L’armature est conçue par réduction homothétique de la restauration finale afin de garantir un soutien optimal de la céramique cosmétique et limiter les risques d’écaillement « chipping ». Afin de parfaire le sourire, la prothèse fixe de la canine est refaite.
Le suivi à 5 ans nous montre une excellente intégration esthétique, biologique et fonctionnelle de la restauration et une parfaite satisfaction de la patiente (Fig. 11a et b).
Discussion et conclusion
Dans ce cas, la mise en esthétique immédiate à l’aide du bridge provisoire avec une molaire en extension présentait un risque accru d’échec. Sa mise en œuvre n’a pu être permise qu’uniquement grâce à la parfaite adhésion de la patiente aux traitements et aux consignes.
L’utilisation d’un implant provisoire a été l’option choisie pour proposer une temporisation fixe dès l’extraction des dents non conservables. Un bridge provisoire incluant la canine et la dent de sagesse était aussi une autre option intéressante.

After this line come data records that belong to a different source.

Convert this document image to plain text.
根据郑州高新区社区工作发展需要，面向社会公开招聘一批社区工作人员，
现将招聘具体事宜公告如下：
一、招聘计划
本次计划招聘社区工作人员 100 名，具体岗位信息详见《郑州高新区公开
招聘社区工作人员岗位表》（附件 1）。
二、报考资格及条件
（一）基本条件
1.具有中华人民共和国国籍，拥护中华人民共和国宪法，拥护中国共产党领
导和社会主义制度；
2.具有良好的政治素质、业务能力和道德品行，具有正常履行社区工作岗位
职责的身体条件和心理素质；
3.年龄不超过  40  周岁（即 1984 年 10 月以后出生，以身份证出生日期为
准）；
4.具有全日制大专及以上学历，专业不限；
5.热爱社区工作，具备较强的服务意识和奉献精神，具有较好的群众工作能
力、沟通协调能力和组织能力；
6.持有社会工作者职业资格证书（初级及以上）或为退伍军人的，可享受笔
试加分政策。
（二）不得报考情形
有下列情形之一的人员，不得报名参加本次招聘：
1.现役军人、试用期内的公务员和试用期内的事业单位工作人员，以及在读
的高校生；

L’association d’une membrane non résorbable à la reconstruction de la crête a permis d’éviter un prélèvement osseux autogène qui aurait été plus lourd pour la patiente sans oublier le risque de morbidité plus élevé. Cependant, la manipulation de ces membranes reste délicate et ces techniques sont toujours considérées sensibles au vues des risques d’exposition et d’infection plus élevés.

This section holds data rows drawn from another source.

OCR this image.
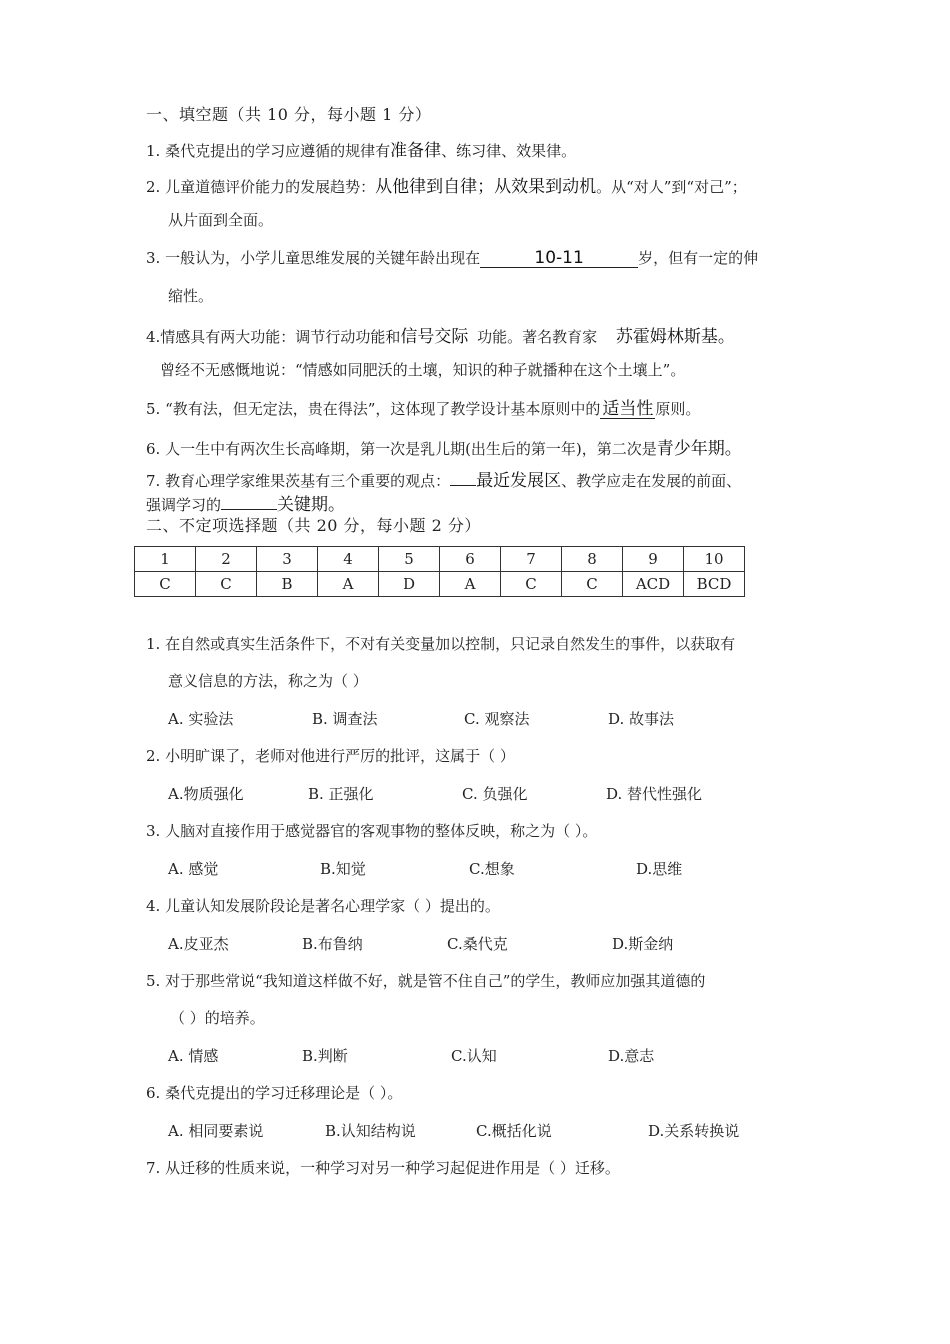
一、填空题（共 10 分，每小题 1 分）
1. 桑代克提出的学习应遵循的规律有准备律、练习律、效果律。
2. 儿童道德评价能力的发展趋势：从他律到自律；从效果到动机。从“对人”到“对己”；
从片面到全面。
3. 一般认为，小学儿童思维发展的关键年龄出现在	10-11	岁，但有一定的伸
缩性。
4.情感具有两大功能：调节行动功能和信号交际 功能。著名教育家 苏霍姆林斯基。
曾经不无感慨地说：“情感如同肥沃的土壤，知识的种子就播种在这个土壤上”。
5. “教有法，但无定法，贵在得法”，这体现了教学设计基本原则中的 适当性 原则。
6. 人一生中有两次生长高峰期，第一次是乳儿期(出生后的第一年)，第二次是青少年期。
7. 教育心理学家维果茨基有三个重要的观点： 最近发展区、教学应走在发展的前面、
强调学习的	关键期。
二、不定项选择题（共 20 分，每小题 2 分）
1	2	3	4	5	6	7	8	9	10
C	C	B	A	D	A	C	C	ACD	BCD
1. 在自然或真实生活条件下，不对有关变量加以控制，只记录自然发生的事件，以获取有
意义信息的方法，称之为（ ）
A. 实验法	B. 调查法	C. 观察法	D. 故事法
2. 小明旷课了，老师对他进行严厉的批评，这属于（ ）
A.物质强化	B. 正强化	C. 负强化	D. 替代性强化
3. 人脑对直接作用于感觉器官的客观事物的整体反映，称之为（ ）。
A. 感觉	B.知觉	C.想象	D.思维
4. 儿童认知发展阶段论是著名心理学家（ ）提出的。
A.皮亚杰	B.布鲁纳	C.桑代克	D.斯金纳
5. 对于那些常说“我知道这样做不好，就是管不住自己”的学生，教师应加强其道德的
（ ）的培养。
A. 情感	B.判断	C.认知	D.意志
6. 桑代克提出的学习迁移理论是（ ）。
A. 相同要素说	B.认知结构说	C.概括化说	D.关系转换说
7. 从迁移的性质来说，一种学习对另一种学习起促进作用是（ ）迁移。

En conclusion, nous pouvons affirmer que la qualité du résultat esthétique final de la restauration implantaire dépend de l’acuité de la réflexion en amont du traitement et donc du plan de traitement initial mis en place à l’aide de l’acquisition de bons éléments cliniques et radiographiques. On se rend parfaitement compte, dans ce cas clinique, que l’esthétique du rose et l’esthétique du blanc sont absolument déterminantes dans le rendu final de notre restauration. En effet, la réalisation de la régénération osseuse guidée en association d’une élévation sinusienne permet d’augmenter coronairement et horizontalement le niveau gingival et donc de diminuer la hauteur des couronnes cliniques en redonnant des proportions harmonieuses aux restaurations d’usage. Enfin, la reconstitution des papilles interdentaires est résolu par apport de tissu conjonctif issu de la tubérosité et en laissant le temps de maturation nécessaire autour des reconstitutions en zircone.
Bibliographie
1. Khoury F, Antoun H, Missika P. Bone Augmentation in Oral Implantology. Berlin, London: Quintessence, 2007.
2. Antoun H, Les greffes de sinus en implantologie. CDP/JPIO, 2011.
3. Krennmair G, Krainhöfner M, Weinländer M, Piehslinger E. Provisional implants for immediate restoration of partially edentulous jaws: a clinical study. Int J Oral Maxillofac Implants, 2008.